中国毒食品の深すぎる闇
毒入りギョーザ事件の容疑者が拘束されても解決しないメード・イン・チャイナの構造的有毒度
ギョーザは氷山の一角 2年前、日本で10人が中毒を起こした冷凍ギョーザを製造した天洋食品の工場で安全性を説明する社員(08年2月) Claro Cortes IV-Reuters
北京から車で東へ約1時間半、天津市の開発区を抜けたところにその村はある。
天津市北辰区青光鎮青光村。

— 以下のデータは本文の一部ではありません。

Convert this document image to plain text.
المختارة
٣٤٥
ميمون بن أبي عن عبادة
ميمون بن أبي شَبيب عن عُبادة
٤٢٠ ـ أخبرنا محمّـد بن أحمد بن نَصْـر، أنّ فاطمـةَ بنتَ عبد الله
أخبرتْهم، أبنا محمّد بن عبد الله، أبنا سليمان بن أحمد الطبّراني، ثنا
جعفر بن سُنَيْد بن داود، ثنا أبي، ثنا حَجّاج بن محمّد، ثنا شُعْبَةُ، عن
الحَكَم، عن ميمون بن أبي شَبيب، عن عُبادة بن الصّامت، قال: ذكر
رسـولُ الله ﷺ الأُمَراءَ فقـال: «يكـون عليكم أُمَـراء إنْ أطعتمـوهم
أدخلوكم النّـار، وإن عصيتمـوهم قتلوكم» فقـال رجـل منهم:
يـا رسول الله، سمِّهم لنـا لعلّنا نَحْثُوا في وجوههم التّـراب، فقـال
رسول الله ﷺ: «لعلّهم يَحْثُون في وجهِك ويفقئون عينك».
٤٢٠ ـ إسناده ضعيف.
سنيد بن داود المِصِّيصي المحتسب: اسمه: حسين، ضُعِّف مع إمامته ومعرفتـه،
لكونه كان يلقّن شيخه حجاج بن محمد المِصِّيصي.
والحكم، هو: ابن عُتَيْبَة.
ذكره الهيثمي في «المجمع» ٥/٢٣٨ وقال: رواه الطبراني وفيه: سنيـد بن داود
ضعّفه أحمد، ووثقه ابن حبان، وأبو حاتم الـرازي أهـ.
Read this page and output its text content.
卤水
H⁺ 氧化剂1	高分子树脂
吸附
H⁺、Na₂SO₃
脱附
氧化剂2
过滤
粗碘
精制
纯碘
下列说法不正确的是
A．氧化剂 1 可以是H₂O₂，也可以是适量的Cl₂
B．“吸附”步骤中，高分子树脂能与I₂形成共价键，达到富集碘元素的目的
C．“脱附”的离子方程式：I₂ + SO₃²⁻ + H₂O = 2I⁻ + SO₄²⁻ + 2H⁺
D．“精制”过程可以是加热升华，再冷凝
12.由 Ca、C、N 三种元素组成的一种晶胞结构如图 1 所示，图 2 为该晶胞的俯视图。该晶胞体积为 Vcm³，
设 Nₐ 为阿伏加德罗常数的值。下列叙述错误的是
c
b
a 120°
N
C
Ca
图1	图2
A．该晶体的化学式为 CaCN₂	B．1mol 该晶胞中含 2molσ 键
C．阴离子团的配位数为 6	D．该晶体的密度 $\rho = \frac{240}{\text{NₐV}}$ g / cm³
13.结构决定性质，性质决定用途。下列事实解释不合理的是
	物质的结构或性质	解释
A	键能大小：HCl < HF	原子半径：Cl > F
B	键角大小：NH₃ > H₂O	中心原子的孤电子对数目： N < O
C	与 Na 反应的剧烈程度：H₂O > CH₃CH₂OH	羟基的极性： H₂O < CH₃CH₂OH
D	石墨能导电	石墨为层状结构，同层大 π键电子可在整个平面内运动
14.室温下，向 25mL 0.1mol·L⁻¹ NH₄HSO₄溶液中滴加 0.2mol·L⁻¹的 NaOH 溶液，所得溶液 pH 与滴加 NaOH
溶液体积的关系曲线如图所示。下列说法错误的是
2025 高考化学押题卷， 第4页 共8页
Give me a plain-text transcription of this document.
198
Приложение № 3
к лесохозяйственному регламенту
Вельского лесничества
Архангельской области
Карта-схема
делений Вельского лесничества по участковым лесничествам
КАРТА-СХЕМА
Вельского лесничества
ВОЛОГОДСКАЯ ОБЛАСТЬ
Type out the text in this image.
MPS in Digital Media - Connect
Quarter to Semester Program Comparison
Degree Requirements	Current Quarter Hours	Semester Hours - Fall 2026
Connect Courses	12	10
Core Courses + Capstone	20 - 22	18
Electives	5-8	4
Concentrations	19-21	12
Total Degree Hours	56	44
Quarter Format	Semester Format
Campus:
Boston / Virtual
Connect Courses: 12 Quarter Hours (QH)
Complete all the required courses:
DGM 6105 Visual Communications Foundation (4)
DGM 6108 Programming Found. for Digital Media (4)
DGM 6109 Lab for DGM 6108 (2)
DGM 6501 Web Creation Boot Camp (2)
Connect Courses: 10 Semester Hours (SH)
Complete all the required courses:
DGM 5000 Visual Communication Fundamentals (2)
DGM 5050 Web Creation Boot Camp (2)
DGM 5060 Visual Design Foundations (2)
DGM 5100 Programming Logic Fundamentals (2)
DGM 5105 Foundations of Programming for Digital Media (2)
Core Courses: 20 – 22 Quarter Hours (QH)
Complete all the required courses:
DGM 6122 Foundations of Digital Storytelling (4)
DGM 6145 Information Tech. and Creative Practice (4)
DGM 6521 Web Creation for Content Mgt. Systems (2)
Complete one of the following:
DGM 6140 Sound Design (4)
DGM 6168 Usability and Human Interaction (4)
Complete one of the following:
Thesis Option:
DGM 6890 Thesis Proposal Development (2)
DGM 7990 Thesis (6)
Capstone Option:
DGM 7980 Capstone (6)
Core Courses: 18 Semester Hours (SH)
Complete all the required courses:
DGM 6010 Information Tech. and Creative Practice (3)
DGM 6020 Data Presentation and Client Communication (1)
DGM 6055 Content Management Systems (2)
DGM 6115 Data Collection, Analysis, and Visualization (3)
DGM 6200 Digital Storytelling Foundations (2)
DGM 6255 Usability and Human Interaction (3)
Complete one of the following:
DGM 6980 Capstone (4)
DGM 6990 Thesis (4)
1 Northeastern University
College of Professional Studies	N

人口約1万人のこの村では、今年5月に天津市当局の摘発を受けるまで多くの家の軒先にニセ酒用の空き瓶が堂々と並べられていた。
先週、本誌記者が訪れたときは目立ったところに空き瓶はなく、一見ニセ酒の密造をやめたようにみえた。
だが青光村で出会った郭(クオ)という名の中年男によれば、村の家々の奥で、酒瓶に粗悪酒を注ぐ作業が相変わらず続いている。
傑克丹尼(ジャックダニエル)、芝華士(シーバス・リーガル)、百威(バドワイザー)......。「洋酒の空き瓶ならなんでも買う」と、郭は言う。天津など都市部のバーから空き瓶を回してもらい、それに粗悪酒を注いでバーに約30元(500円)で売り、バーが再び正規の洋酒の値段(約6000円)で売るのが彼らの手口だ。
青光村のニセ酒を飲んだ人はまだ運がいいほうだろう。山西省朔州市では、98年にメチルアルコール入りのニセ酒を飲んだ27人が死亡。広州市でも04年に11人が死亡する事件があった。
中国国外なら安心ともかぎらない。「売っているのはすべてニセ酒」といわれる北京市豊台区の安売り市場で、東北地方出身の店主は「日本の業者が買いつけに来たこともある」と、横浜の中華街の業者が残していった名刺を机の引き出しから取り出した。